Schweizerisches Zentrum für radiopharmazeutische Wissenschaft: Erste klinische Studie soll
Mitte Juni beginnen
Zürich (idw) - Zellen, die darauf programmiert sind, sich rasch zu vermehren, haben einen hohen
Bedarf an Vitamin B12. Dies trifft insbesondere auf Krebszellen zu. Krebsforschern ist dies wohl bekannt, und so
hat es in der Vergangenheit schon mehrere Ansätze gegeben, sich diesen Umstand zunutze zu machen. Die grundlegende
Idee ist, Vitamin B12 radioaktiv zu markieren. In die menschliche Blutbahn gebracht, wird es von körpereigenen
Transportersystemen zum Tumor befördert, dringt dort ein und verrät somit - über seine diagnostische
Strahlung - den Medizinern die Existenz und die Lage des Tumors. Bisher scheiterten diese Versuche jedoch stets
an der komplexen Gesamtsituation. So wird das B12, die Mediziner verwenden den Fachbegriff "Cobalamin",
von den Transportersystemen nicht nur zu den Tumorzellen geschleust, sondern auch zu gesunden Zellen, die das Vitamin
natürlich ebenfalls benötigen.
Ein Beispiel für das Scheitern eines im Prinzip klugen Ansatzes ist die Studie der Mayo Klinik in Rochester,
USA aus dem Jahr 2000. Die Verbindungsneigung von Vitamin B12 zu seinem Haupttransportersystem "Transcobalamin
II", einem Protein, wurde von den Forschern genutzt, um in einer grösseren Patientenstudie mittels radioaktivem
Vitamin B12 primäre Tumoren und Metastasen abzubilden. Leider war aber auch in vielen normalen Organen eine
hohe Anreicherung der Radioaktivität zu erkennen, sodass die Studie nicht weitergeführt wurde.

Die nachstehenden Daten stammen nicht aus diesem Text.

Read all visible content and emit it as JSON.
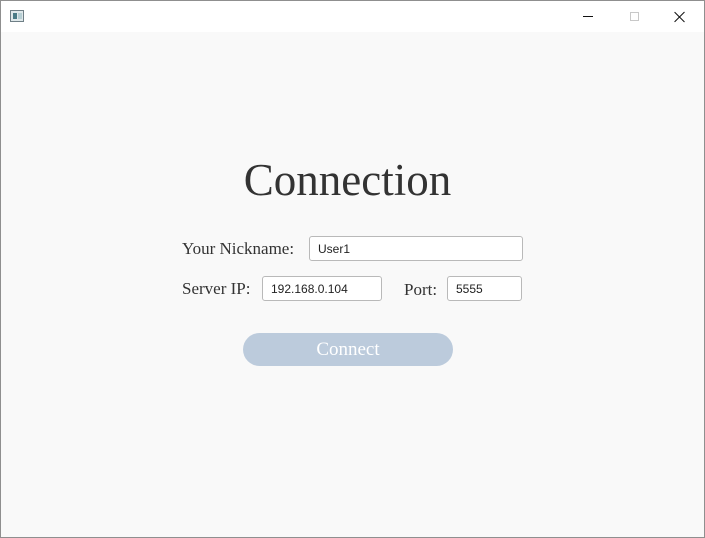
{
  "window": {
    "icon": "app-window-icon",
    "controls": [
      "minimize-icon",
      "maximize-icon",
      "close-icon"
    ]
  },
  "heading": "Connection",
  "form": {
    "nickname_label": "Your Nickname:",
    "nickname_value": "User1",
    "server_ip_label": "Server IP:",
    "server_ip_value": "192.168.0.104",
    "port_label": "Port:",
    "port_value": "5555"
  },
  "connect_button": "Connect",
  "colors": {
    "connect_button_bg": "#bccbdc",
    "background": "#f9f9f9"
  }
}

Die Forscher am Zentrum für radiopharmazeutische Wissenschaft, einer Einrichtung, die gemeinsam vom Paul Scherrer
Institut in Villigen, der ETH Zürich und dem Universitätsspital Zürich betrieben wird, haben sich
für einen anderen Ansatz entschieden. Dabei machten sie sich das Wissen zunutze, dass Cobalamin neben seinem
Haupttransportersystem Transcobalamin II noch einen weiteren "Chauffeur" durch die Blutbahn benutzt,
das Protein Transcobalamin I. So lehrt denn auch die Fachliteratur, dass Transcobalamin II hauptsächlich dem
Transport von Vitamin B12 zu den Zellen (und damit zu allen möglichen Organen) dient, während Transcobalamin
I hauptsächlich dem Transport von "überschüssigem" Vitamin B12 zur Leber dient.

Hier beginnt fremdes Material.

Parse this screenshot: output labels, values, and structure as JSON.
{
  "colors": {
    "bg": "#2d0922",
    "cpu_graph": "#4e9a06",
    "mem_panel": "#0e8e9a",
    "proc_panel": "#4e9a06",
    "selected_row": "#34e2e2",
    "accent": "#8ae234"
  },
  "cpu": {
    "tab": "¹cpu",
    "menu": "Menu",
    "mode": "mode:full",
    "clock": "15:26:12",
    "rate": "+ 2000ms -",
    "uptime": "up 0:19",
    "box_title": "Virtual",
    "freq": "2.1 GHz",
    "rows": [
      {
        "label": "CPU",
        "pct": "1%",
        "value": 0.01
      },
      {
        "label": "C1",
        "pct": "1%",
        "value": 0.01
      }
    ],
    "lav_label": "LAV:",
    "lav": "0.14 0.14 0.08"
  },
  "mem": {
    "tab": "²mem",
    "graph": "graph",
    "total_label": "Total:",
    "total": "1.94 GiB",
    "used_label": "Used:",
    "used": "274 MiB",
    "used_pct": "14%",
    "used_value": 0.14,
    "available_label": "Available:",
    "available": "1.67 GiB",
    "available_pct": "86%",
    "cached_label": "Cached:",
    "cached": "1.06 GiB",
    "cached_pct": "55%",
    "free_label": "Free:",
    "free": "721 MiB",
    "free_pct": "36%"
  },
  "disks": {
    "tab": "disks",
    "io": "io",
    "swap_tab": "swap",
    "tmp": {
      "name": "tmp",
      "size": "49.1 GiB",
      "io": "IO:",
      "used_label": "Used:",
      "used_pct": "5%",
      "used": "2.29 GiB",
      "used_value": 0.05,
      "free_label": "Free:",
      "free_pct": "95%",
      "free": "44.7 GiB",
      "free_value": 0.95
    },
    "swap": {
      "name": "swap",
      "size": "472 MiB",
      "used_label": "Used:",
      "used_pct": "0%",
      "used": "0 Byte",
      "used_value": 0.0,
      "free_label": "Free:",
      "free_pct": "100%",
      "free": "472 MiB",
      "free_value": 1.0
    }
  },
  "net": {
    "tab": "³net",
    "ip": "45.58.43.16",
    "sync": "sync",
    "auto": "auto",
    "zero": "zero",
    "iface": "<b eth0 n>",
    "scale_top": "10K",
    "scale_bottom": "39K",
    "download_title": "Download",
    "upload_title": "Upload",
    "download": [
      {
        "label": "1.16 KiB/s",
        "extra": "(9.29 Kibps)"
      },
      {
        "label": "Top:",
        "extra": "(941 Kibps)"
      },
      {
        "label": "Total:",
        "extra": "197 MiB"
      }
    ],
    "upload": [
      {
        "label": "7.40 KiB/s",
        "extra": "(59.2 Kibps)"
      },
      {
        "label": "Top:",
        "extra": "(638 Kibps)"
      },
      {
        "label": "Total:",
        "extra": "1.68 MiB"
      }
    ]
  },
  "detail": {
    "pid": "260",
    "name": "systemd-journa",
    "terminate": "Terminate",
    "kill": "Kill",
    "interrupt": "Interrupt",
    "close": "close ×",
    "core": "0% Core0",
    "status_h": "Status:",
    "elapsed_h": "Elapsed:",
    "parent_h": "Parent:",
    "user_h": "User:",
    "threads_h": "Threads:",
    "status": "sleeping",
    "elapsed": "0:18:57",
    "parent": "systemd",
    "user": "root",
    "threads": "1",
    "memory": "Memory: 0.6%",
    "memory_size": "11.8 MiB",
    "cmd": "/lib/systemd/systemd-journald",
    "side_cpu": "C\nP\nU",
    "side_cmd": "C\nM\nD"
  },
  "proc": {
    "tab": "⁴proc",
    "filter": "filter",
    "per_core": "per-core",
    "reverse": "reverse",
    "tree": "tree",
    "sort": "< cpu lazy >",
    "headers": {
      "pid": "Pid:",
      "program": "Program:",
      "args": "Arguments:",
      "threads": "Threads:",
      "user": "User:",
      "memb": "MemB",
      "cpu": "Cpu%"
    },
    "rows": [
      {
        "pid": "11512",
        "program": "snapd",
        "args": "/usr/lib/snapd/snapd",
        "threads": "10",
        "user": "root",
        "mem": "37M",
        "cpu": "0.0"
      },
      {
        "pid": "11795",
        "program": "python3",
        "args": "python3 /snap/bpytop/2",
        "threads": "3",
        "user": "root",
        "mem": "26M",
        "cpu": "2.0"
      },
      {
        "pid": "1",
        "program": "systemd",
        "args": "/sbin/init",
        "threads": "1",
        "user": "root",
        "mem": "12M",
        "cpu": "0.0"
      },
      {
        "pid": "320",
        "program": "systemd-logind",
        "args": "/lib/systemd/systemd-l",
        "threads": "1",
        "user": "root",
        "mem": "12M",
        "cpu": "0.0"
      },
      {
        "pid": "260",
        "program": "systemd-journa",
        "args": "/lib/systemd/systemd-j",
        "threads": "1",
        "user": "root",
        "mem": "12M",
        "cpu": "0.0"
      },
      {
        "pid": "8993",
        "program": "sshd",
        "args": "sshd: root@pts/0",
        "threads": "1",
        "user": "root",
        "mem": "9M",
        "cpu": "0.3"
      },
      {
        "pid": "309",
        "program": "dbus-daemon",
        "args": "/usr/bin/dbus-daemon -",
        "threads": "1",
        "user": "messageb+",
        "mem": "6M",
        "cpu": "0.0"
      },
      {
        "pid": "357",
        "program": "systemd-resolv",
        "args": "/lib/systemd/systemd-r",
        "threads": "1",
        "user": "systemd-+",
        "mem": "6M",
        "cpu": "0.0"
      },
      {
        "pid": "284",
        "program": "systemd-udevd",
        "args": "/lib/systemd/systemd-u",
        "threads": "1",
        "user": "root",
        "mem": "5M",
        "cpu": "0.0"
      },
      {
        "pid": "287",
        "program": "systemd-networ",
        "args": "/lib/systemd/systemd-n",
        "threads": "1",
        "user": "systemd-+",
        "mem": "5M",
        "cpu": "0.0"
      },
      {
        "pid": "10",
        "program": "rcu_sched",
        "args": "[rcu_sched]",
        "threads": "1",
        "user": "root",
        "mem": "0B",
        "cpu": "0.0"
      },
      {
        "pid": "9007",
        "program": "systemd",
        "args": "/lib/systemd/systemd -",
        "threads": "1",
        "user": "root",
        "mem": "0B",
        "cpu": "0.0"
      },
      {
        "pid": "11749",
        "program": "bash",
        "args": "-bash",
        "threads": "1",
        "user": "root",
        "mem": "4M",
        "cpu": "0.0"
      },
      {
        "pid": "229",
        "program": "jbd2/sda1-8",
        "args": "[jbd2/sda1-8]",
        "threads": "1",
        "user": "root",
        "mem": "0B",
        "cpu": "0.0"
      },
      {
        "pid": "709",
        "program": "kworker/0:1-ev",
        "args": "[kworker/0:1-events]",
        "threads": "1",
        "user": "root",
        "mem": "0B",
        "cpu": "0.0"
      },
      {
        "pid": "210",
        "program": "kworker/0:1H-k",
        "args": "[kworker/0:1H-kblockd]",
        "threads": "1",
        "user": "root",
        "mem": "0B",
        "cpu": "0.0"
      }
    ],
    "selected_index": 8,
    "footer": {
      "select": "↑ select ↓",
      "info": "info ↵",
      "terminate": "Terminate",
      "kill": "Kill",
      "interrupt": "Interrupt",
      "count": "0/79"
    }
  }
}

In Versuchen fanden die Forscher um Robert Waibel ebenfalls heraus, dass bestimmte Tumoren solch einen aggressiven
Hunger nach Cobalamin zeigen, dass sie sogar in der Lage sind, Vitamin B12 über das Transportprotein Transcobalamin
I in ihre Zellen aufzunehmen und nicht auf ein vorbeifahrendes Transcobalamin II warten müssen. Die Wissenschaftler
haben daher in einem ersten Schritt das Vitamin B12 radioaktiv markiert und in einem zweiten Schritt so manipuliert,
dass es zwar noch vollwertig die Eigenschaften des Vitamins hat, aber andererseits seine molekulare Struktur so
verändert ist, dass es nur noch von Transcobalamin I transportiert werden kann, jedoch nicht mehr von Transcobalamin
II. In anschliessend durchgeführten Tierversuchen zeigte sich, dass tatsächlich einerseits die Aufnahme
im Normalgewebe drastisch reduziert wurde, aber andererseits die Anreicherung im Tumorgewebe hoch genug war, um
den Tumor in bildgebenden Verfahren sichtbar zu machen.

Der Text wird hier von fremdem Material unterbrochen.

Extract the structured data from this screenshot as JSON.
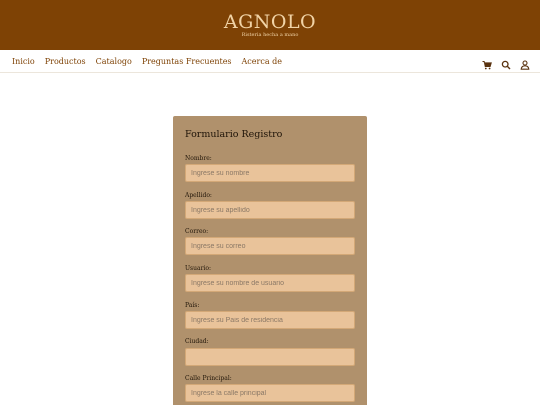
{
  "header": {
    "brand": "AGNOLO",
    "tagline": "Risteria hecha a mano"
  },
  "nav": {
    "links": [
      "Inicio",
      "Productos",
      "Catalogo",
      "Preguntas Frecuentes",
      "Acerca de"
    ],
    "icons": [
      "cart-icon",
      "search-icon",
      "user-icon"
    ]
  },
  "form": {
    "title": "Formulario Registro",
    "fields": [
      {
        "label": "Nombre:",
        "placeholder": "Ingrese su nombre",
        "value": ""
      },
      {
        "label": "Apellido:",
        "placeholder": "Ingrese su apellido",
        "value": ""
      },
      {
        "label": "Correo:",
        "placeholder": "Ingrese su correo",
        "value": ""
      },
      {
        "label": "Usuario:",
        "placeholder": "Ingrese su nombre de usuario",
        "value": ""
      },
      {
        "label": "País:",
        "placeholder": "Ingrese su Pais de residencia",
        "value": ""
      },
      {
        "label": "Ciudad:",
        "placeholder": "",
        "value": ""
      },
      {
        "label": "Calle Principal:",
        "placeholder": "Ingrese la calle principal",
        "value": ""
      }
    ]
  },
  "colors": {
    "header_bg": "#7e4205",
    "card_bg": "#b0916c",
    "input_bg": "#e9c39a",
    "accent_text": "#7e4205"
  }
}
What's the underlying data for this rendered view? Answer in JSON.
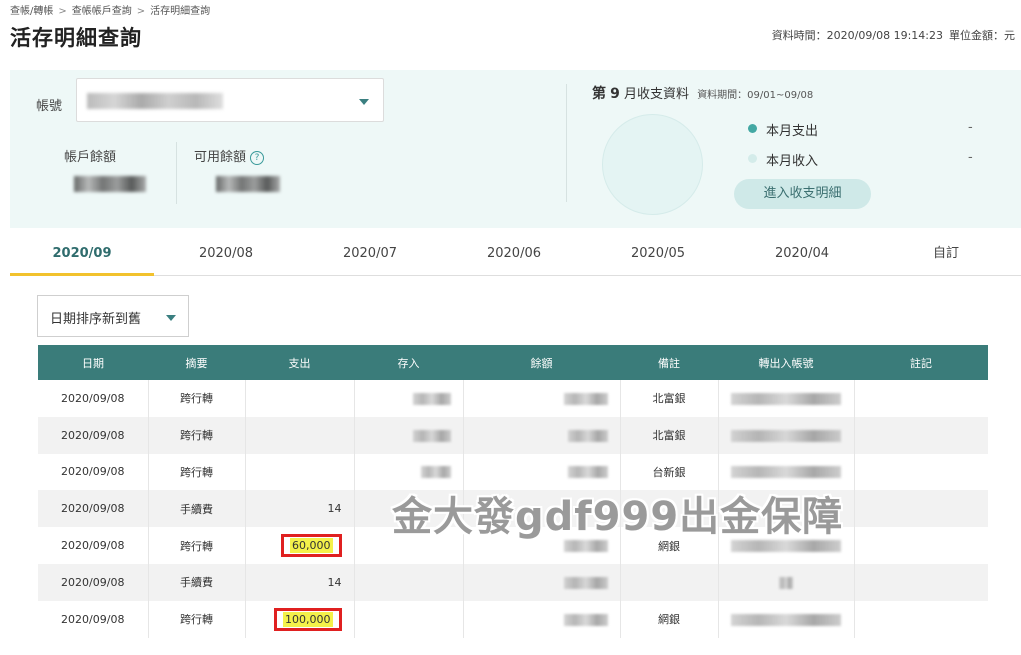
{
  "breadcrumb": [
    "查帳/轉帳",
    "查帳帳戶查詢",
    "活存明細查詢"
  ],
  "page_title": "活存明細查詢",
  "meta": {
    "data_time": "資料時間：2020/09/08 19:14:23",
    "unit": "單位金額：元"
  },
  "account": {
    "label": "帳號"
  },
  "balance": {
    "account_balance_label": "帳戶餘額",
    "available_balance_label": "可用餘額"
  },
  "month_summary": {
    "title_prefix": "第",
    "month": "9",
    "title_suffix": "月收支資料",
    "range": "資料期間：09/01~09/08",
    "expense_label": "本月支出",
    "expense_value": "-",
    "income_label": "本月收入",
    "income_value": "-",
    "detail_button": "進入收支明細"
  },
  "tabs": [
    "2020/09",
    "2020/08",
    "2020/07",
    "2020/06",
    "2020/05",
    "2020/04",
    "自訂"
  ],
  "active_tab": 0,
  "sort_label": "日期排序新到舊",
  "table": {
    "headers": [
      "日期",
      "摘要",
      "支出",
      "存入",
      "餘額",
      "備註",
      "轉出入帳號",
      "註記"
    ],
    "rows": [
      {
        "date": "2020/09/08",
        "summary": "跨行轉",
        "expense": "",
        "note": "北富銀"
      },
      {
        "date": "2020/09/08",
        "summary": "跨行轉",
        "expense": "",
        "note": "北富銀"
      },
      {
        "date": "2020/09/08",
        "summary": "跨行轉",
        "expense": "",
        "note": "台新銀"
      },
      {
        "date": "2020/09/08",
        "summary": "手續費",
        "expense": "14",
        "note": ""
      },
      {
        "date": "2020/09/08",
        "summary": "跨行轉",
        "expense": "60,000",
        "note": "網銀"
      },
      {
        "date": "2020/09/08",
        "summary": "手續費",
        "expense": "14",
        "note": ""
      },
      {
        "date": "2020/09/08",
        "summary": "跨行轉",
        "expense": "100,000",
        "note": "網銀"
      }
    ]
  },
  "watermark": "金大發gdf999出金保障",
  "colors": {
    "accent": "#3a7c7a",
    "tab_underline": "#f2c22d",
    "highlight": "#f4f14a",
    "highlight_border": "#e02020"
  }
}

In einem nächsten Schritt möchten die Forscher im Rahmen einer klinischen Studie am Universitätsspital
Zürich klären, ob sich die bis anhin in Tierexperimenten gezeigten Ergebnisse auch auf Menschen übertragen
lassen. Sollten die Bemühungen auch hier von Erfolg beschieden sein, könnte das modifizierte B12 nicht
nur zum Aufspüren von bestimmten Tumoren benützt werden, sondern auch zu deren gezielter Zerstörung.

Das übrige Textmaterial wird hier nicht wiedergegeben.